Most new SACDs are imports with $29.99 list prices.  If you balk at spending $18.99 for a CD, then SACDs are poison.  You’d think record companies would be promoting a format that can’t be ripped on a PC (because SACDs can’t be played on PCs users can’t make copies).  Why wasn’t SACDs the answer to CD piracy?

We are living in an age of abundant technology, and the reigning rule of thumb for most citizens of this era is the “Good Enough” principle.  Don’t spend too much money, don’t waste too much time on consumer research, don’t get involved with anything requiring too much learning, just settle for good enough.  SACD technology is expensive, requires lots of consumer research, and a great deal of technical knowledge to use correctly.  iPods and iTunes are cheap and easy, so their sound is good enough.

What I want to know is why high fidelity isn’t cheap and easy?  Most people can afford high definition TV sets, and cable and satellite companies make it reasonably easy to see HDTV shows.  Why has the music industry failed to bring HD music to the masses?

I gave up on SACDs several years ago when I was afraid the format was going to be another Betamax.  I should have kept buying SACDs as they came out and helped support the cause.  I’m sorry I didn’t.  I was sidetracked by streaming music from Rhapsody and other online sources, and figured that was the future of music.  Many SACD fans hope the DSD download will be the future of streaming music, but that mostly seems to be a gleam in their eye right now.

Since sales of CDs are in sharp decline, it could be the the music industry feels the CD will be the niche market for audiophiles as plebian music fans flock to the good enough MP3 file format.  But audiophiles who have gotten used to the extreme quality of SACD don’t want to go back to CD – a format they’ve always hated anyway.  In fact, they may be the ones buying LPs again and improving its market share.  Doesn’t it seem strange to be going back to 1948 technology to get high fidelity?

For years now I’ve been listening to streaming music as my main source of music.  It’s convenient and I have access to millions of songs and albums.  It has been way to easy.  But when I do play my SACDs and actually sit and listen to their quality I wonder if I’m sacrificing too much for ease of use.  Maybe “Good Enough” really isn’t all that good?  I could return to LPs like my friend Lee has.  He’s even giving me a turntable to convert me to the cause.

And there’s another issue that my friend Luther pointed out.  He says there is so much content that people don’t discriminate anymore.  In the old days most people had a shelf of LPs (or a crate of them) but a very small number.  They were albums they cherished and knew.  I have over a thousand CDs, maybe even as many as 1,500, and most haven’t been played in years and years, and I can’t even remember what I have.

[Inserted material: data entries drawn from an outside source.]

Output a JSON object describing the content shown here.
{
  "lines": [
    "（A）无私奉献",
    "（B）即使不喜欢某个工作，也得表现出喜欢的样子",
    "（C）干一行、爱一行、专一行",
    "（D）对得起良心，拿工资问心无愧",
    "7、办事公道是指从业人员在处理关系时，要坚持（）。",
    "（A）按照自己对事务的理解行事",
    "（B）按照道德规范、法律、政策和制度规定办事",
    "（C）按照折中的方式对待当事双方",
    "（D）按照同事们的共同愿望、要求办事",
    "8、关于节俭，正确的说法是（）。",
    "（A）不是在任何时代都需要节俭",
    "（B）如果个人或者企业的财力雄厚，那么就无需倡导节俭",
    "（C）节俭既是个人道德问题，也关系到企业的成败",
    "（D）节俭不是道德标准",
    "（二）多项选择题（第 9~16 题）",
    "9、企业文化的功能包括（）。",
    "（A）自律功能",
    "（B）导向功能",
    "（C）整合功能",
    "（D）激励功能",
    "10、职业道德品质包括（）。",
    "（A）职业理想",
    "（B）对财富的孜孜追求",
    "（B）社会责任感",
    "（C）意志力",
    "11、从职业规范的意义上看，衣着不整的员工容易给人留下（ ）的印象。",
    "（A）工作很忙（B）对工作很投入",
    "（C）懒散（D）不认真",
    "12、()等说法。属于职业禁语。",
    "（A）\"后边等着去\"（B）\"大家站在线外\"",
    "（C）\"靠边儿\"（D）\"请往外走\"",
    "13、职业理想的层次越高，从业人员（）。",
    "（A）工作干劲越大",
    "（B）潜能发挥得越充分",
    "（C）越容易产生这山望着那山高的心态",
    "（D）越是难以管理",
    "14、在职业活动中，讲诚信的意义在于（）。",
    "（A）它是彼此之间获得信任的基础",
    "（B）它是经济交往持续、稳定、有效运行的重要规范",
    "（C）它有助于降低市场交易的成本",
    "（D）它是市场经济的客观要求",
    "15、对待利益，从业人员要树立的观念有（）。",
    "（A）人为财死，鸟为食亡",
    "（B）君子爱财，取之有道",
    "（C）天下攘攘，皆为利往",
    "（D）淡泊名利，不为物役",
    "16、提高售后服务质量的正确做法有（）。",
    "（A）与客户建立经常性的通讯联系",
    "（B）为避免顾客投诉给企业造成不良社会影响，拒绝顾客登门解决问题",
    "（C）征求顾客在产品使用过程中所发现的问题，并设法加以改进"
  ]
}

Wouldn’t it be better to have fewer albums, ones of of the highest fidelity, that I knew intimately?  I should use the wealth of Rhapsody to only find new albums to buy and cherish on my living room stereo instead of using it as my only source of music.  Audiophiles are telling me that true, and they bitterly complain those albums shouldn’t be on CD, but LP or SACD.  If I go by availability, the LP is the answer.

When I sit in my La-Z-Boy and crank up my SACD copy of Blonde on Blonde, and close my eyes and listen, the experience is so much fuller than playing music as the background soundtrack to my activities.  Music deserves our full attention like watching a movie.  Teresa, the writer of the blog SACD Lives listens to music in a total dark room without clothes so she can give her fullest attention to the experience.  Now that’s an extreme audiophile.  Makes me want to have a sensory deprivation chamber outfitted with SACD sound, so I could float in music.